Mother or Donkey? They are both beasts of burden

Soundwise, it’s a close call in Sumerian—Ama vs. Eme.

Ama is “mother” in Sumerian 863 times; eme is “donkey” 354 times and “tongue” 178 times. What is the association? Eme also means “wet nurse”; imma is “vulva”; ummu is “mother” in Akkadian. No surprise that ama is at the root of “to look at” in Akkadian. Men look at the large breasts of woman, the bottoms of women, and it would seem, the bottoms of donkeys as well. There is a reason that these words are close because in the early days, species was less important than the experience. In Chinese “ma” is “mother” or “horse,” depending upon the tone: both are beasts of burden. When early civilizations over-generalized, they used similar terms for related concepts. All of these “eme” words share the concept of “mouth” (yes, even “vulva”). Emengir was the sound pattern that signified for the “Sumerian language” 32 times (relevant definitions clipped from the Pennsylvania Sumerian Dictionary are below).
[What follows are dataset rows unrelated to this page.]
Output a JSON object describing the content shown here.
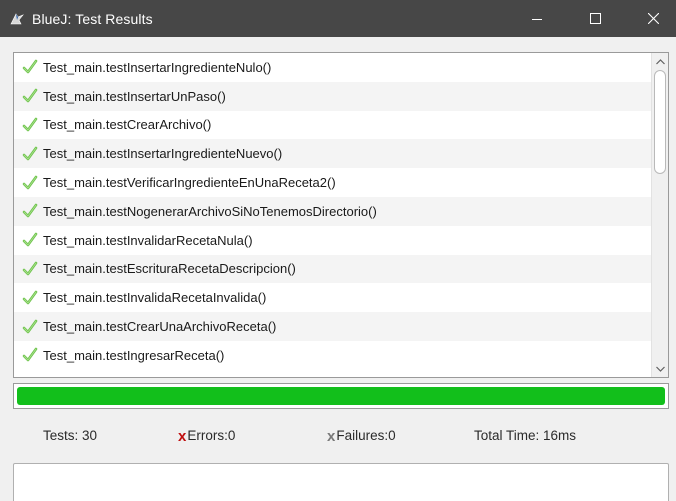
{
  "window": {
    "title": "BlueJ:  Test Results"
  },
  "tests": [
    {
      "name": "Test_main.testInsertarIngredienteNulo()"
    },
    {
      "name": "Test_main.testInsertarUnPaso()"
    },
    {
      "name": "Test_main.testCrearArchivo()"
    },
    {
      "name": "Test_main.testInsertarIngredienteNuevo()"
    },
    {
      "name": "Test_main.testVerificarIngredienteEnUnaReceta2()"
    },
    {
      "name": "Test_main.testNogenerarArchivoSiNoTenemosDirectorio()"
    },
    {
      "name": "Test_main.testInvalidarRecetaNula()"
    },
    {
      "name": "Test_main.testEscrituraRecetaDescripcion()"
    },
    {
      "name": "Test_main.testInvalidaRecetaInvalida()"
    },
    {
      "name": "Test_main.testCrearUnaArchivoReceta()"
    },
    {
      "name": "Test_main.testIngresarReceta()"
    }
  ],
  "progress": {
    "fraction": 1.0,
    "color": "#12bf1b"
  },
  "status": {
    "tests_label": "Tests:  30",
    "errors_mark": "x",
    "errors_label": "Errors:0",
    "failures_mark": "x",
    "failures_label": "Failures:0",
    "time_label": "Total Time:  16ms"
  },
  "colors": {
    "titlebar": "#474747",
    "pass_check": "#6cc24a",
    "error_mark": "#c01010",
    "failure_mark": "#7a7a7a"
  },
  "icons": {
    "app": "bluej-bird-icon",
    "pass": "check-icon",
    "minimize": "minimize-icon",
    "maximize": "maximize-icon",
    "close": "close-icon"
  }
}
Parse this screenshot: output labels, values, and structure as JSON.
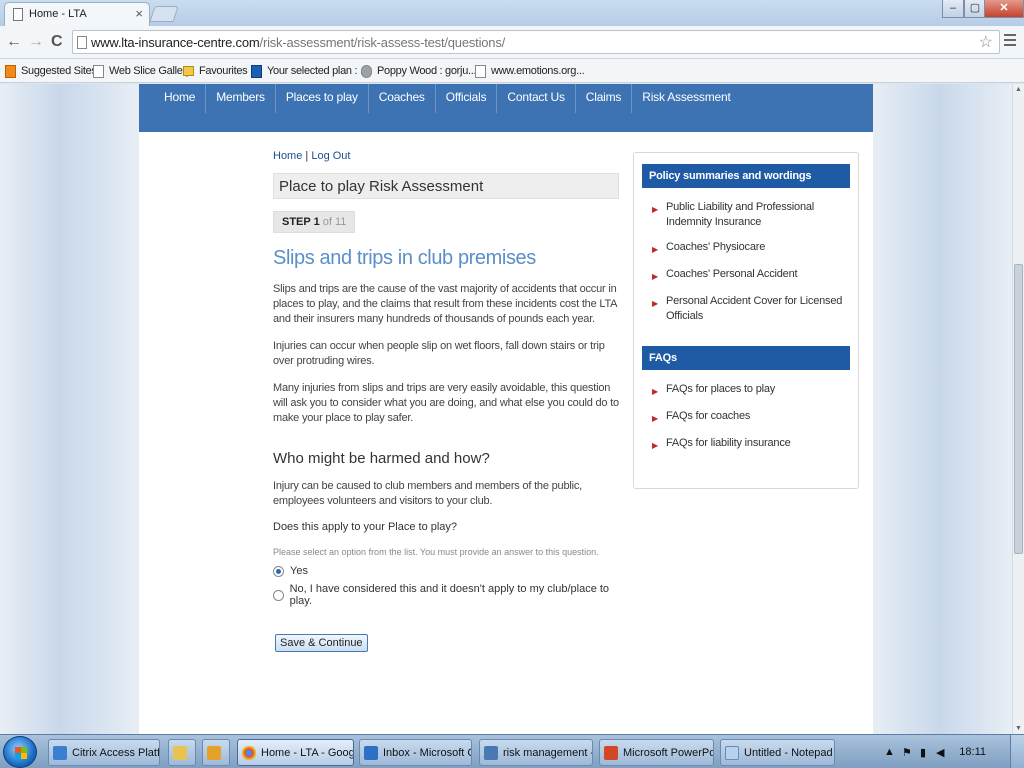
{
  "browser": {
    "tab_title": "Home - LTA",
    "tab_close": "×",
    "window_buttons": {
      "minimize": "–",
      "maximize": "▢",
      "close": "✕"
    },
    "nav": {
      "back": "←",
      "forward": "→",
      "reload": "C"
    },
    "url_host": "www.lta-insurance-centre.com",
    "url_path": "/risk-assessment/risk-assess-test/questions/",
    "bookmarks": [
      "Suggested Sites",
      "Web Slice Gallery",
      "Favourites",
      "Your selected plan : ...",
      "Poppy Wood : gorju...",
      "www.emotions.org..."
    ]
  },
  "site": {
    "nav": [
      "Home",
      "Members",
      "Places to play",
      "Coaches",
      "Officials",
      "Contact Us",
      "Claims",
      "Risk Assessment"
    ],
    "breadcrumb": {
      "home": "Home",
      "sep": "|",
      "logout": "Log Out"
    },
    "page_title": "Place to play Risk Assessment",
    "step": {
      "label": "STEP 1",
      "of": " of 11"
    },
    "heading": "Slips and trips in club premises",
    "paragraphs": [
      "Slips and trips are the cause of the vast majority of accidents that occur in places to play, and the claims that result from these incidents cost the LTA and their insurers many hundreds of thousands of pounds each year.",
      "Injuries can occur when people slip on wet floors, fall down stairs or trip over protruding wires.",
      "Many injuries from slips and trips are very easily avoidable, this question will ask you to consider what you are doing, and what else you could do to make your place to play safer."
    ],
    "subheading": "Who might be harmed and how?",
    "harm_text": "Injury can be caused to club members and members of the public, employees volunteers and visitors to your club.",
    "question": "Does this apply to your Place to play?",
    "hint": "Please select an option from the list. You must provide an answer to this question.",
    "options": [
      {
        "label": "Yes",
        "selected": true
      },
      {
        "label": "No, I have considered this and it doesn't apply to my club/place to play.",
        "selected": false
      }
    ],
    "submit": "Save & Continue",
    "sidebar": {
      "policy_heading": "Policy summaries and wordings",
      "policy_items": [
        "Public Liability and Professional Indemnity Insurance",
        "Coaches' Physiocare",
        "Coaches' Personal Accident",
        "Personal Accident Cover for Licensed Officials"
      ],
      "faq_heading": "FAQs",
      "faq_items": [
        "FAQs for places to play",
        "FAQs for coaches",
        "FAQs for liability insurance"
      ]
    }
  },
  "taskbar": {
    "tasks": [
      "Citrix Access Platfor...",
      "",
      "",
      "Home - LTA - Goog...",
      "Inbox - Microsoft Ou...",
      "risk management - \\...",
      "Microsoft PowerPoin...",
      "Untitled - Notepad"
    ],
    "clock": "18:11"
  },
  "colors": {
    "nav_blue": "#3e73b3",
    "heading_blue": "#5a8fc9",
    "sidebar_head": "#1f5aa5",
    "arrow_red": "#c0292a"
  }
}
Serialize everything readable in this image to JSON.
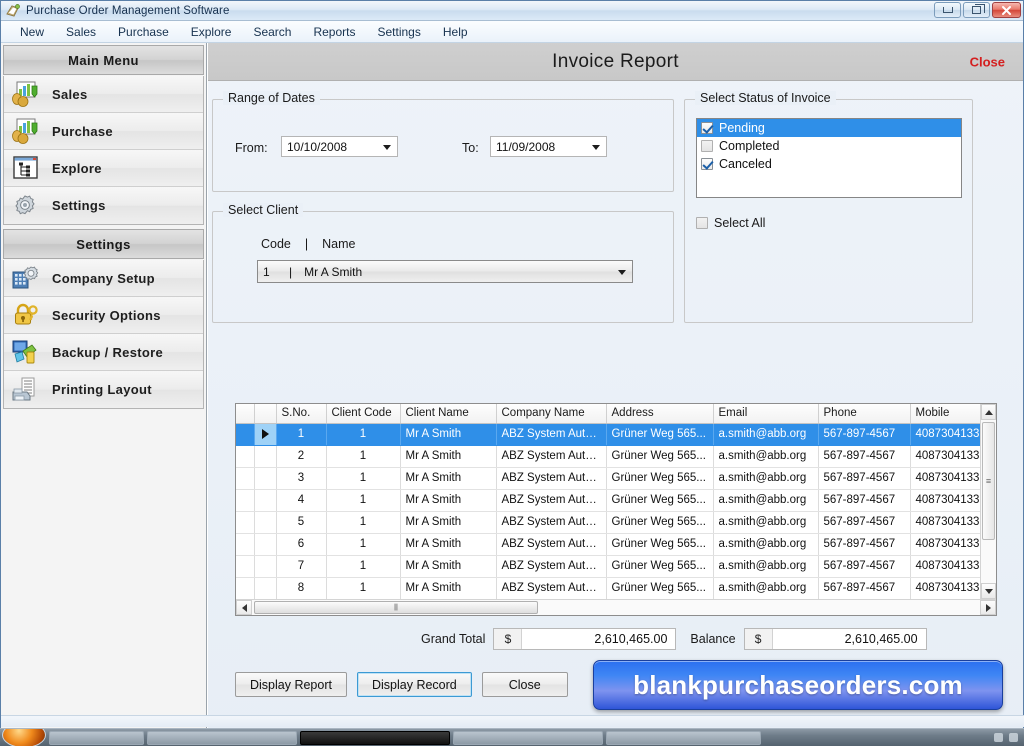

Eme is all about mouths, donkeys, and wet nurses. Ama is about mothers. But they’re very close.
old babylonian character for "ama" [mother]





AMA

Who would have thought that in 2011 we would have Obama vs. Osama? At the root of both names is “ama”: female. We have many women’s names with this sound: Emma, Ima, Uma (remember Letterman’s “Uma Oprah, Oprah Uma”?). Women and animals were synonymous in the eyes and ears of early speakers.







EME

Whereas ama is all about mothers, eme is all about wet nurses: adoptive mothers, be it animal mothers or slave mothers caring for unrelated charges. Eme has to with the tongue, or anything tongue-like, including a plow. Eme is also in the word for the Sumerian language, for translating, speaking falsely, and “driveling.”


eme3
Cuneiform and definitions are from http://psd.museum.upenn.edu : “The Pennsylvania Sumerian Dictionary Project is carried out in the Babylonian Section of the University of Pennsylvania Museum of Anthropology and Archaeology. It is funded by the National Endowment for the Humanities and private contributions.”

Lady Gaga vs. Emegagu

Emegagu is the Sumerian word for “wet nurse.” It translates as “female with milk,” but it sounds like the name of a clever performer who figured out that “gaga” is a very old word meaning “agog.” “Gaga” is the infantile state that people get into when they are starving and see large breasts. These days one doesn’t need to be starving. That’s evolution for you. We like big breasts because they suggested capacity at a time when humans were hungry.